Awareness key to stopping vehicle fraud

USED VEHICLES ON SALE AT A YARD IN MOMBSA. FILE PHOTO | NMG
USED VEHICLES ON SALE AT A YARD IN MOMBSA. FILE PHOTO | NMG 

Kenya’s used car business is growing robustly on the back of an expanding urban middle class and increasingly flexible financing options for buyers. Latest industry figures indicate that we import an estimated 80,000 used vehicles annually. This means that for every single new car on the road in Kenya there are roughly four used ones.

Used cars are significantly cheaper than the new. This has created and sustained demand for used cars. Spurred by an entrepreneurial spirit, an increasing number of car dealers are cashing in on this demand. This is signalled by the notable number of used car yards in the capital city and other major urban centres.

The competition is intensifying and dealers have employed different strategies to sharpen their competitive advantage. For instance, some dealers are leveraging on digital tools such as mobile apps and websites to reach more customers, while others are inking strategic partnerships with financiers such as commercial banks to sweeten the pot.

Unfortunately, amid the race to corner the used car market, a few unscrupulous dealers and brokers have crept into the market. Many Kenyans have fallen victim to these scammers.

In 2012, the Embassy of Kenya in Japan disclosed that it was overwhelmed with requests on how to recover funds paid to unscrupulous Japanese companies for the purchase of second-hand motor vehicles.

Fraud has become more prevalent in recent years. The problem has been exacerbated by digital tools such as clone websites, where unsuspecting victims send money to purported dealers. These clone websites disappear.

Besides outright fraud, other practices that we have witnessed and that are being reported with greater frequency include buying ex-accident cars, buying cars that have falsified mileage, and buying stolen vehicles.

Some dealers wind back the car’s odometer to understate mileage in order to shore up market value. They even go as far as replacing the pedal rubbers and gear knobs to make it look newer. This is not only fraudulent, but potentially dangerous.

Certain car parts, such as the timing belt for most cars, are typically supposed to be replaced once a car clocks 100,000 kilometres. This means that if the mileage has been understated, the timing belt will not be replaced when it should, increasing the chances of it snapping unexpectedly. If it does when the car is on the road, the safety of the driver and other road users is seriously compromised.

Other dealers also sell ex-accident cars that have been carefully resprayed but nonetheless have serious mechanical faults.
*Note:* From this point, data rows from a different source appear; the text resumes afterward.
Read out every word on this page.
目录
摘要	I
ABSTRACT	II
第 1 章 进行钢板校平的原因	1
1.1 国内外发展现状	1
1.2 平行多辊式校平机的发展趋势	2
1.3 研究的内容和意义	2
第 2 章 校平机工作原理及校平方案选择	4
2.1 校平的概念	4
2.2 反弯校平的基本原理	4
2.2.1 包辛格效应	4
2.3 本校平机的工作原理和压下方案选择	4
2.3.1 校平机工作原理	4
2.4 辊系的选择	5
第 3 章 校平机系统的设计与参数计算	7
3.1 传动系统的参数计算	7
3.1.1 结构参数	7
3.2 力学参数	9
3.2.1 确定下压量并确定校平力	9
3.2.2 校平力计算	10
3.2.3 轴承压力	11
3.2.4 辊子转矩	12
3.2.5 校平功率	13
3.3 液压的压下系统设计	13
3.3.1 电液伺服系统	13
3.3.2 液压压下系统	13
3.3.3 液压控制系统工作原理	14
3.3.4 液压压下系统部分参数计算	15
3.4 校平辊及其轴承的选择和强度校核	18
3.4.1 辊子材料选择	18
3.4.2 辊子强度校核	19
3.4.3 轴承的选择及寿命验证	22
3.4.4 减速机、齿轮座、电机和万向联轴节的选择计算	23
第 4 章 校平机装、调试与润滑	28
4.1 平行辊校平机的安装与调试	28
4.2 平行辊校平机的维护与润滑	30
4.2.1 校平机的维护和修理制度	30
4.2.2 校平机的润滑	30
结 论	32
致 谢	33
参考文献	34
Once these cars are bought, the unlucky owner spends half of their time in the garage. Such a blatant rip-off can be devastating for a car owner, particularly if they bought the car on credit and are stuck with loan repayment.

Buyers need to know that they can get credible information about a car’s age and mileage by simply visiting websites of vehicle inspection firms like JEVIC. There you can get an auction sheet where you can countercheck the actual mileage and mechanical condition. You can also contact Interpol to confirm whether you are buying a stolen car.

It is equally important to consult widely before making a purchase. For instance, consulting with a bank that has a track record in asset finance could help you settle on reputable dealers.

Because an asset financier underwrites the car loan using the car, it directly serves in their interest to connect you to reputable dealers who will sell you a car that is in mint condition.

These are simple yet indispensable tips to avoid getting scammed. Since a vehicle is probably the largest purchase most people make after a house, the importance of getting the right information before making a purchase decision cannot be overstated.